As you can see in the previous post, scraping from the Blogger API only yields the content of the post itself and some related metadata like date and author. In order to make the posts look like they came from the original website the formatting and CSS need to be copied over. You might be saying why not just copy every page from Archive.org instead of scraping form the API. But the beauty of my solution is that the entire rehosted website will be served from a single file. That’s right: 1892 posts, 20 pages, and an infinite number of post lists that can include labels and a configurable number of results all within index.php
.
I grabbed the HTML of the homepage by using the same wayback_machine_downloader
tool that I mentioned in Archival Process Part 2: Downloading Sites. I used the following command in my Windows terminal:
wayback_machine_downloader http://www.edward.p101 -e
The -e
flag is to make sure only the URL provided was downloaded, not the entire website. I then renamed it to index.php
. This is the name of the file that is shown when you visit any website’s page at www.example.tld/
without a filename at the end. At this point we have the HTML that renders the homepage but it needs some cleaning up. While it could be left in, the Blogger template is a bit unwieldly and takes up ~550 lines of the 3720 total. We can also remove sections of repeated code that will be automated later. There are about 20 lines dedicated to the page list at the top but this is nothing compared to the more than 2000 lines that create the sidebar for the posts published in each year and month. Keep in mind that all of this HTML will still have to be in the final page shown to the user, but it can be created with code instead of being written discretely.

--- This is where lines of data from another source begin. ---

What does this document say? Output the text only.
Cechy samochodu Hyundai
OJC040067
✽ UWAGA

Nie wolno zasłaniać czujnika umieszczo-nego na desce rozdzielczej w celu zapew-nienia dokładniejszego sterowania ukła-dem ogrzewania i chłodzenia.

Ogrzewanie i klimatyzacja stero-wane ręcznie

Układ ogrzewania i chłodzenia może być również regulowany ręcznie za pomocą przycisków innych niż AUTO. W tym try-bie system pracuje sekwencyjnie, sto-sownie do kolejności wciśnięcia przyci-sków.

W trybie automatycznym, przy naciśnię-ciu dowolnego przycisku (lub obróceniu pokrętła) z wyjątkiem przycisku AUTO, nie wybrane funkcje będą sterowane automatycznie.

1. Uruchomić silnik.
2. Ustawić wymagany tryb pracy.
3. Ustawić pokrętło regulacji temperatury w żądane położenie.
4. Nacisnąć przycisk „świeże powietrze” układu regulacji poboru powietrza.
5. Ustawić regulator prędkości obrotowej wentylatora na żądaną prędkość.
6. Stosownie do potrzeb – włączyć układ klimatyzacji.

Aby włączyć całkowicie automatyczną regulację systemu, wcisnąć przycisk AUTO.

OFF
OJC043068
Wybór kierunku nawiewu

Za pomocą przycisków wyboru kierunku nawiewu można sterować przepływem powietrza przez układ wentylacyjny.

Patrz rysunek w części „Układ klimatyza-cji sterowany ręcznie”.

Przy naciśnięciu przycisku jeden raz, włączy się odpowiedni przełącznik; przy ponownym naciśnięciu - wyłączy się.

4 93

The best way I know of to find the code that must be changed on a per-page or per-post basis is with Diffchecker. I have been using Diffchecker for years to find differences between blocks of code or text and it works phenomenally. Just paste your two pieces of text in the windows and click “Find Difference”. Then on the scroll bar the sections where the two differ are highlighted.

In the above screencap of Diffchecker I have Edward Lifegem’s two latest posts: My Return To The Community and 25 Days Of Christmas – Favorite Time Of Year – Day 3. There is very little variation between the two because they share the same formatting and metadata. If this doesn’t make the reason for serving this content from a database clear, I don’t know what to say. More than 99% of the page content is the same, so why save 1900 copies? The only things that need to change between posts are links and the content of the post itself (the largest block of color on the right).
Pages contain slightly different formatting from posts but they still share a large majority of the same HTML. Below is a comparison between My Return To The Community and Wizard101. The difference is not significant enough to justify pages having their own index.php. In fact, the largest difference between pages and posts is the archive menu displaying a yearly/monthly summary as opposed to the actual authored content of each.